It’s time to refocus on racial equity
By Defensor Santiago
Contributing Writer
In the past several months, student protest forced the administration to reconsider the ways that we as a community discuss and tackle the issues of racism that infect our classrooms, dorm rooms, offices, internships, and student spaces.
Since then there has been a hopeful change in our community, one that seemed like a strong beginning to a long road in changing the ways in which we relate to one another. With that being said, the past community meeting on April 12 was a big misstep in this progression, as it brought us back to the toxic language and thinking that so plagued our community in the very first community meeting which took place in November.
I write this article not to efface all of the great work that our students and administration have partaken in, but to hold our President accountable to her promise to meet the demands, and our college’s mission of providing transformative learning that links passion with lifelong purpose.
It is also to hold her to our core values of putting students first, preparing students for life’s work, crossing boundaries to create opportunities, and making a collective investment to our community.
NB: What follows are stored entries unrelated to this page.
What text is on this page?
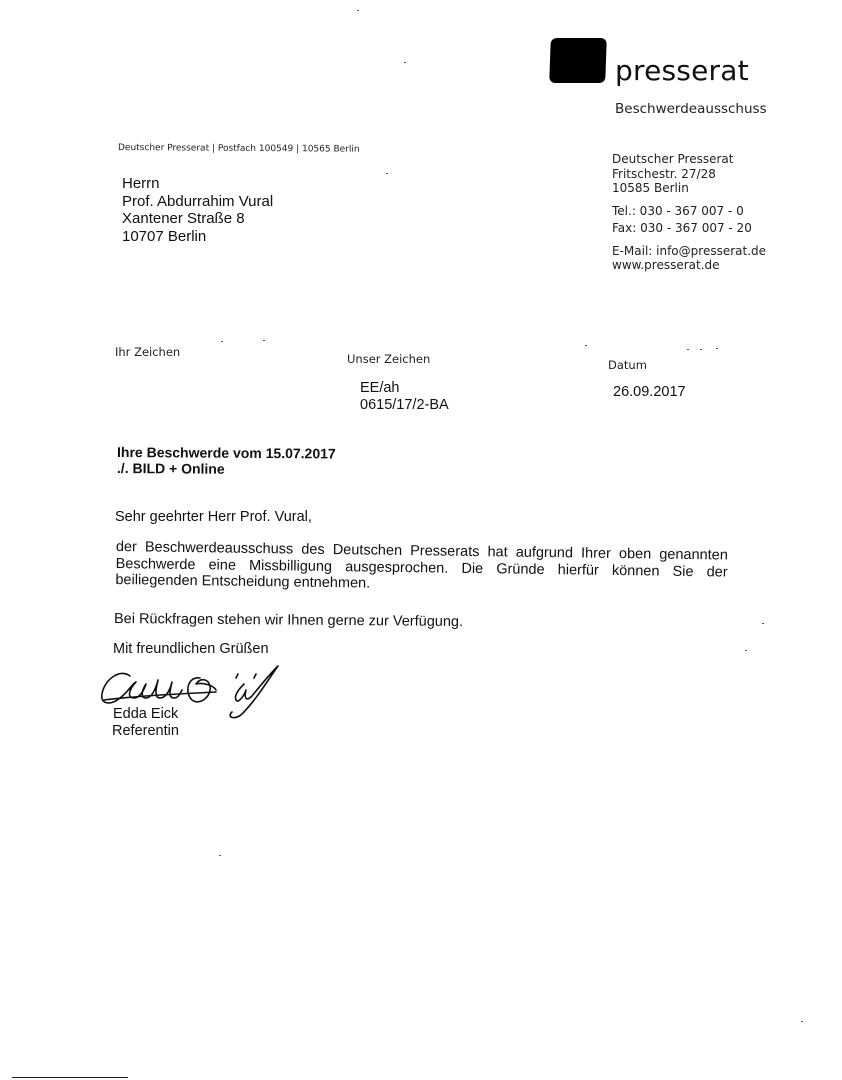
presserat
Beschwerdeausschuss
Deutscher Presserat | Postfach 100549 | 10565 Berlin
Herrn
Prof. Abdurrahim Vural
Xantener Straße 8
10707 Berlin
Deutscher Presserat
Fritschestr. 27/28
10585 Berlin
Tel.: 030 - 367 007 - 0
Fax: 030 - 367 007 - 20
E-Mail: info@presserat.de
www.presserat.de
Ihr Zeichen	Unser Zeichen
EE/ah
0615/17/2-BA
Datum
26.09.2017
Ihre Beschwerde vom 15.07.2017
./. BILD + Online
Sehr geehrter Herr Prof. Vural,
der Beschwerdeausschuss des Deutschen Presserats hat aufgrund Ihrer oben genannten Beschwerde eine Missbilligung ausgesprochen. Die Gründe hierfür können Sie der beiliegenden Entscheidung entnehmen.
Bei Rückfragen stehen wir Ihnen gerne zur Verfügung.
Mit freundlichen Grüßen
Edda Eick
Referentin
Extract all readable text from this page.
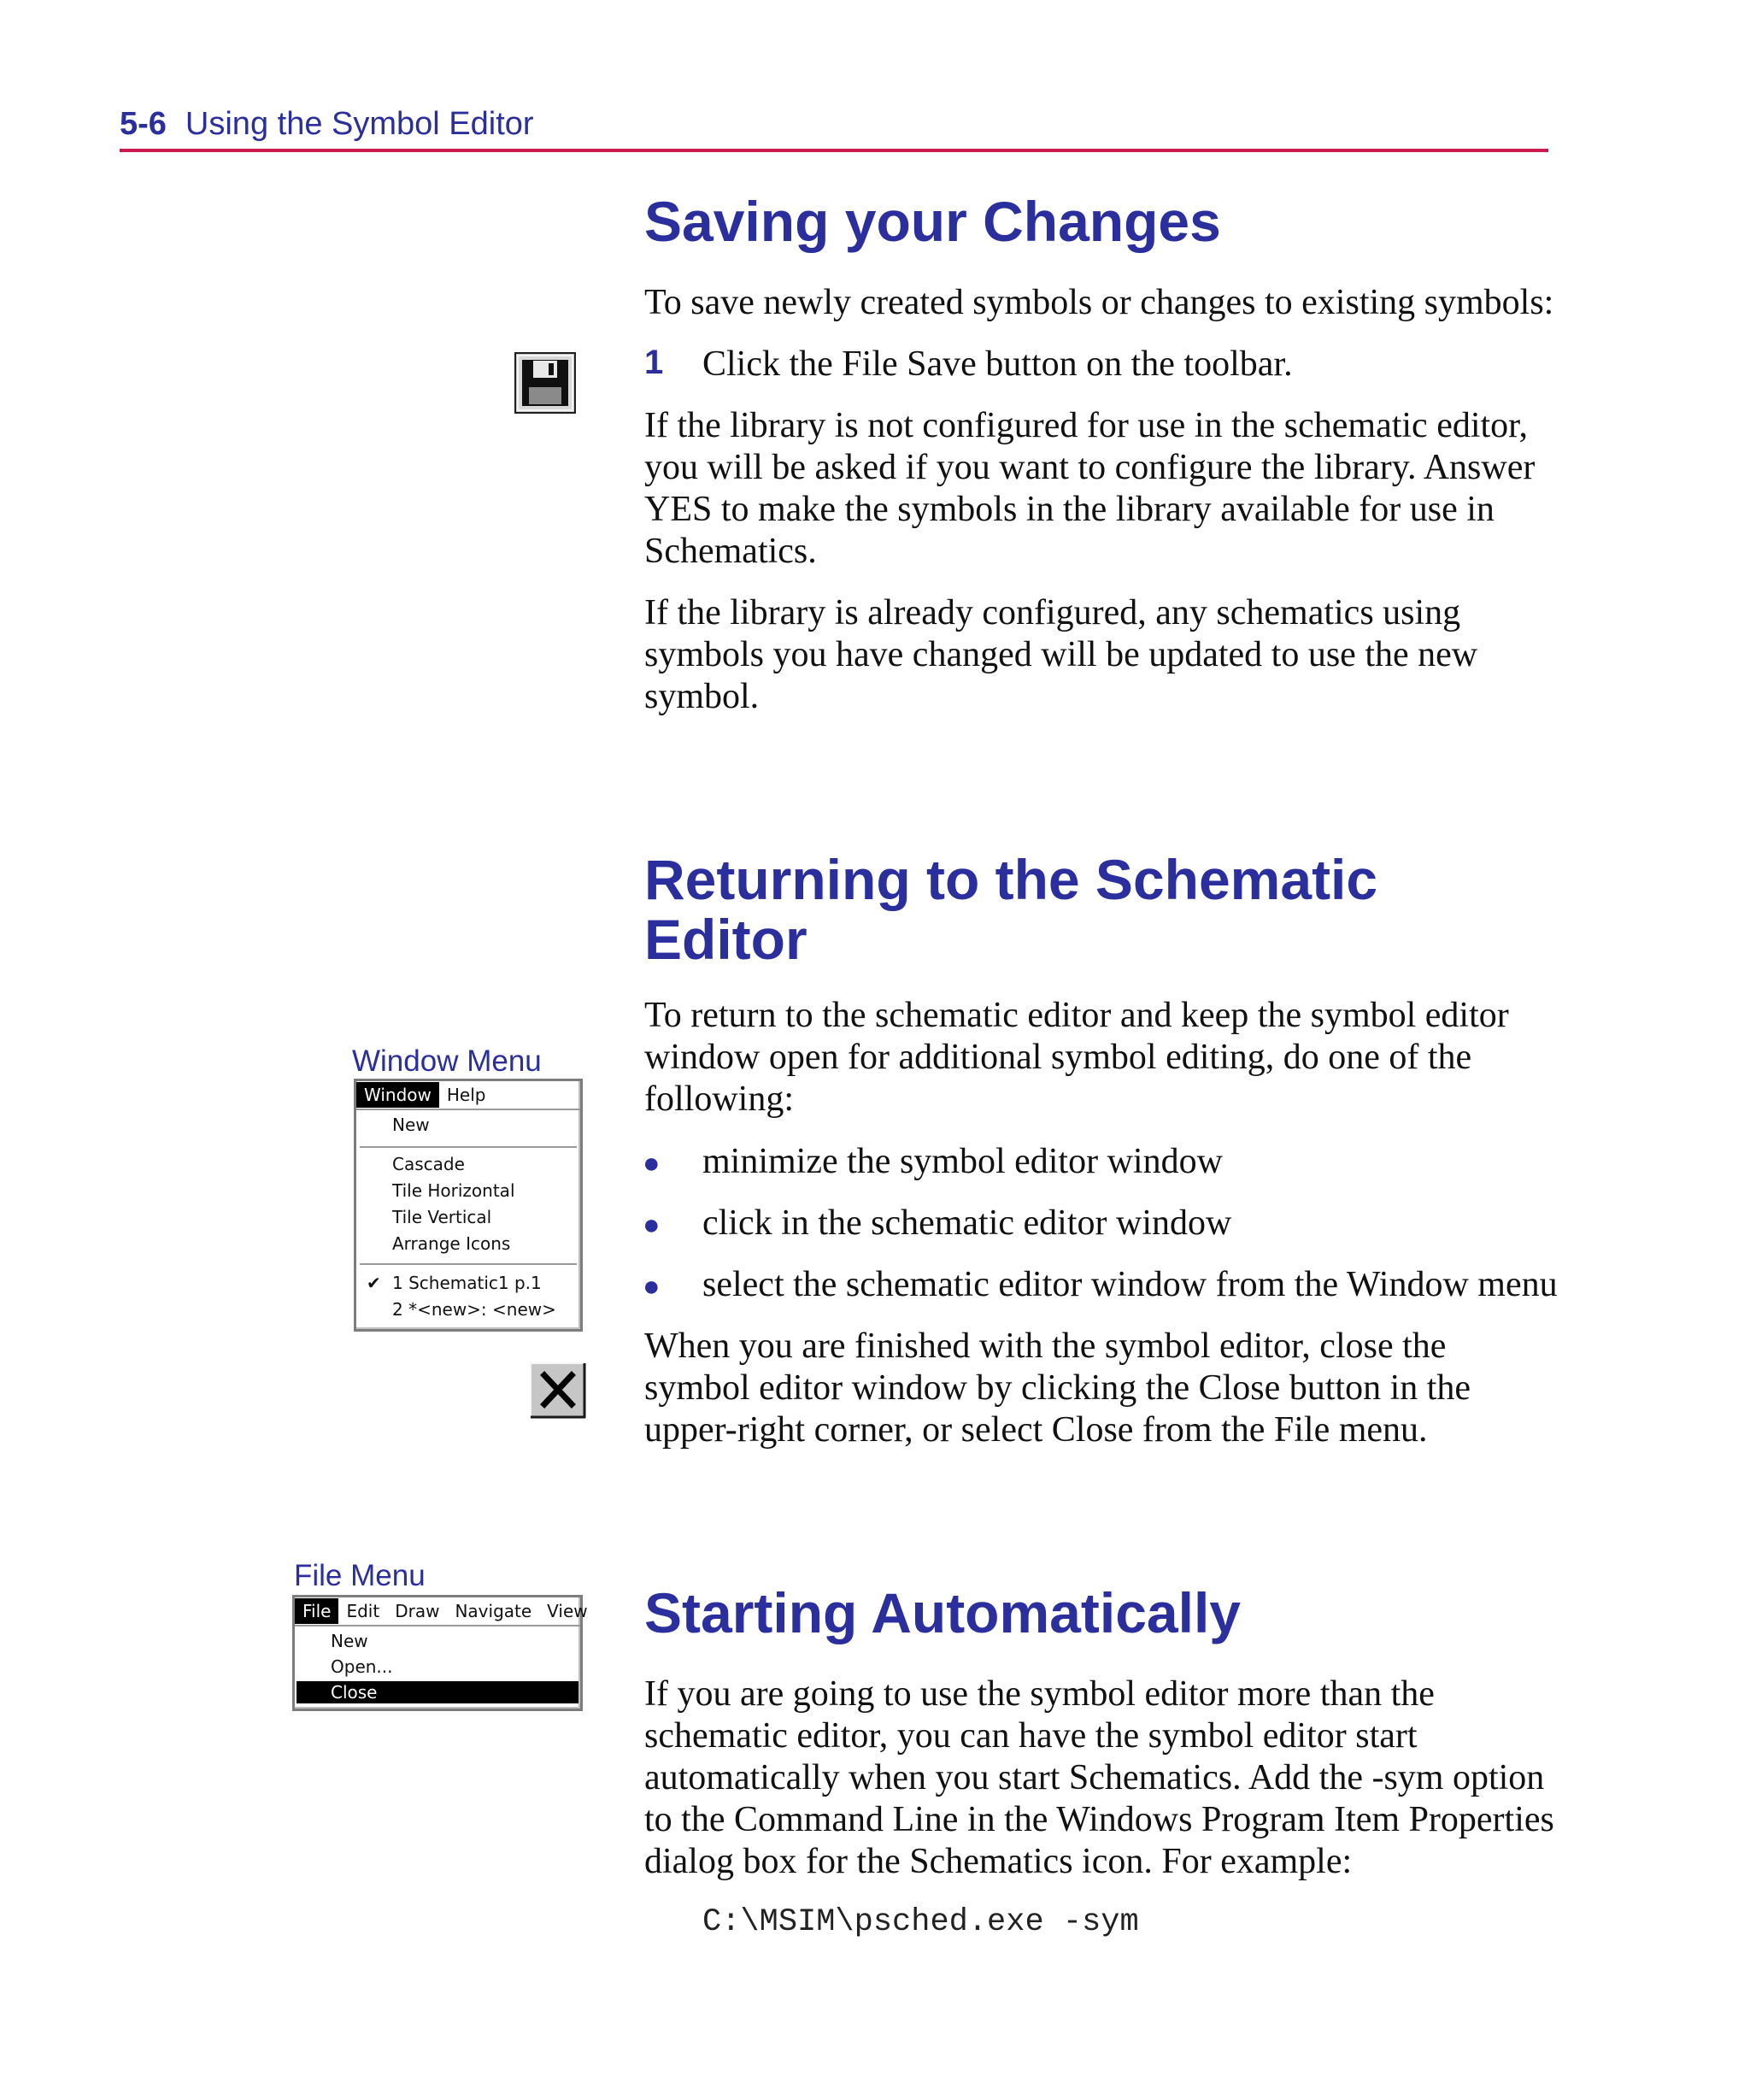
5-6 Using the Symbol Editor
Saving your Changes
To save newly created symbols or changes to existing symbols:
1 Click the File Save button on the toolbar.
If the library is not configured for use in the schematic editor, you will be asked if you want to configure the library. Answer YES to make the symbols in the library available for use in Schematics.
If the library is already configured, any schematics using symbols you have changed will be updated to use the new symbol.
Returning to the Schematic
Editor
To return to the schematic editor and keep the symbol editor window open for additional symbol editing, do one of the following:
● minimize the symbol editor window
● click in the schematic editor window
● select the schematic editor window from the Window menu
When you are finished with the symbol editor, close the symbol editor window by clicking the Close button in the upper-right corner, or select Close from the File menu.
Window Menu
Window Help
New
Cascade
Tile Horizontal
Tile Vertical
Arrange Icons
✔ 1 Schematic1 p.1
2 *<new>: <new>
File Menu
File Edit Draw Navigate View
New
Open...
Close
Starting Automatically
If you are going to use the symbol editor more than the schematic editor, you can have the symbol editor start automatically when you start Schematics. Add the -sym option to the Command Line in the Windows Program Item Properties dialog box for the Schematics icon. For example:
C:\MSIM\psched.exe -sym
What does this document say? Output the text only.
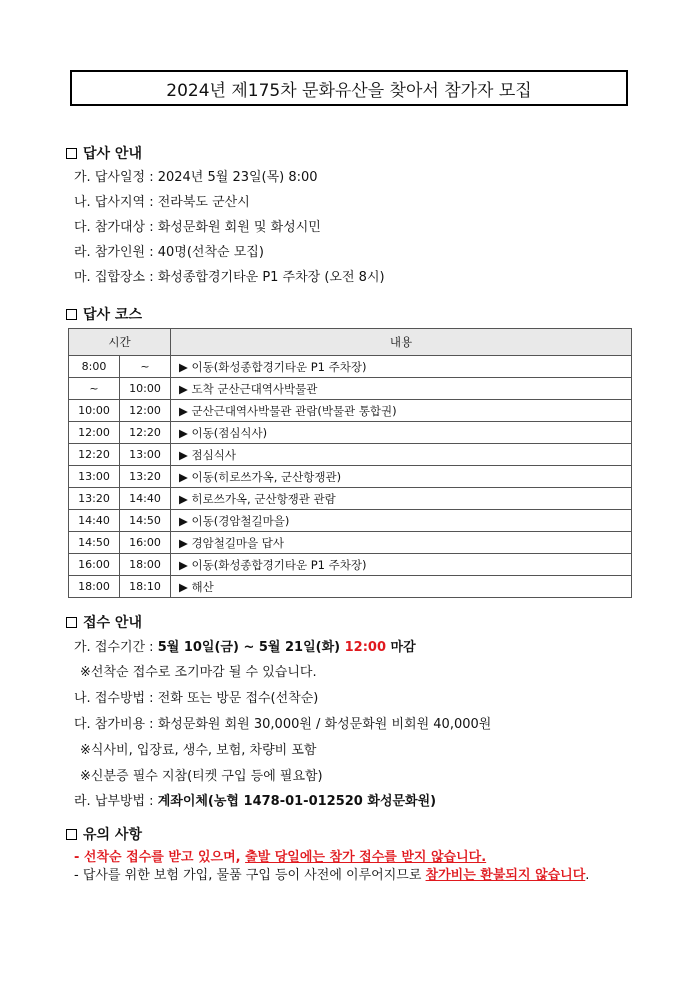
2024년 제175차 문화유산을 찾아서 참가자 모집
답사 안내
가. 답사일정 : 2024년 5월 23일(목) 8:00
나. 답사지역 : 전라북도 군산시
다. 참가대상 : 화성문화원 회원 및 화성시민
라. 참가인원 : 40명(선착순 모집)
마. 집합장소 : 화성종합경기타운 P1 주차장 (오전 8시)
답사 코스
시간		내용
8:00	~	▶ 이동(화성종합경기타운 P1 주차장)
~	10:00	▶ 도착 군산근대역사박물관
10:00	12:00	▶ 군산근대역사박물관 관람(박물관 통합권)
12:00	12:20	▶ 이동(점심식사)
12:20	13:00	▶ 점심식사
13:00	13:20	▶ 이동(히로쓰가옥, 군산항쟁관)
13:20	14:40	▶ 히로쓰가옥, 군산항쟁관 관람
14:40	14:50	▶ 이동(경암철길마을)
14:50	16:00	▶ 경암철길마을 답사
16:00	18:00	▶ 이동(화성종합경기타운 P1 주차장)
18:00	18:10	▶ 해산
접수 안내
가. 접수기간 : 5월 10일(금) ~ 5월 21일(화) 12:00 마감
※선착순 접수로 조기마감 될 수 있습니다.
나. 접수방법 : 전화 또는 방문 접수(선착순)
다. 참가비용 : 화성문화원 회원 30,000원 / 화성문화원 비회원 40,000원
※식사비, 입장료, 생수, 보험, 차량비 포함
※신분증 필수 지참(티켓 구입 등에 필요함)
라. 납부방법 : 계좌이체(농협 1478-01-012520 화성문화원)
유의 사항
- 선착순 접수를 받고 있으며, 출발 당일에는 참가 접수를 받지 않습니다.
- 답사를 위한 보험 가입, 물품 구입 등이 사전에 이루어지므로 참가비는 환불되지 않습니다.
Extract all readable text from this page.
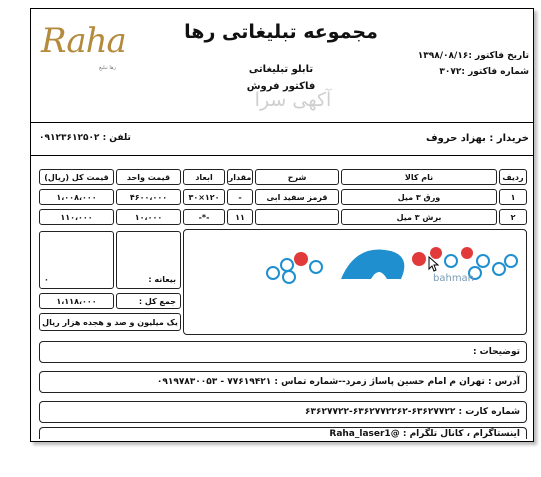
Raha
رها تبلیغ
مجموعه تبلیغاتی رها
تابلو تبلیغاتی
فاکتور فروش
آکهی سرا
تاریخ فاکتور :۱۳۹۸/۰۸/۱۶
شماره فاکتور :۳۰۷۲
خریدار : بهزاد حروف
تلفن : ۰۹۱۲۳۶۱۲۵۰۲
ردیف
نام کالا
شرح
مقدار
ابعاد
قیمت واحد
قیمت کل (ریال)
۱
ورق ۳ میل
قرمز سفید ابی
-
۱۲۰×۳۰
۴۶۰۰،۰۰۰
۱،۰۰۸،۰۰۰
۲
برش ۳ میل
۱۱
-*-
۱۰،۰۰۰
۱۱۰،۰۰۰
بیعانه :
۰
جمع کل :
۱،۱۱۸،۰۰۰
یک میلیون و صد و هجده هزار ریال
bahman
توضیحات :
آدرس : تهران م امام حسین پاساژ زمرد--شماره تماس : ۷۷۶۱۹۴۲۱ - ۰۹۱۹۷۸۳۰۰۵۳
شماره کارت : ۶۳۶۲۷۷۲۲-۶۳۶۲۷۷۲۲۶۲-۶۳۶۲۷۷۲۲
اینستاگرام ، کانال تلگرام : @Raha_laser1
This is also to reach the administration in a way that they have requested—absent of anger and in language that they can understand.
This meeting was an utter disappointment, especially because the meetings prior seemed to be so promising, as it looked like we were finally finding ways for students of color to be heard, and this was the antithesis of that progress. It invalidated the knowledge that people of color have about racism in their own lives and in the lives of their community by claiming that a earning a PhD would allow a white person to know these experiences better than a person of color. This is a pitfall in academia absolute trust of because it allows us to remain uncritical of how a (presumably white) PhD would gain that knowledge in the first place, particularly because they often utilize and exploit the knowledge of people of color in order to write their books and dissertations.
The erasing of these stories also comes at a cost to the community we are building. President Drinan’s inability to listen meaningfully and attentively to the issues of power that were being discussed and explained by students of color, becomes costly for us. It costs us time in building forms of recourse to address issues of inequality in the classroom, especially when there is a marked power differential between a student, who is being graded, and the professor who is doing the grading.
While President Drinan is right in saying “It’s your right to say no,” this ignores a long and ongoing history of whiteness robbing people of color of their rights. In addition, President Drinan should know how important having systems in place to investigate abuses are from her trailblazing and important work as the Head of Human Resources for the Bank of Boston. She should give her students the same trust that she gave those women when they came forward about the harassment they were facing, as their experiences were doubted just as those of our students of color are being today.
It is my hope that in reading this, we as a community can get back on track to becoming as racially equitable as I know that we can be.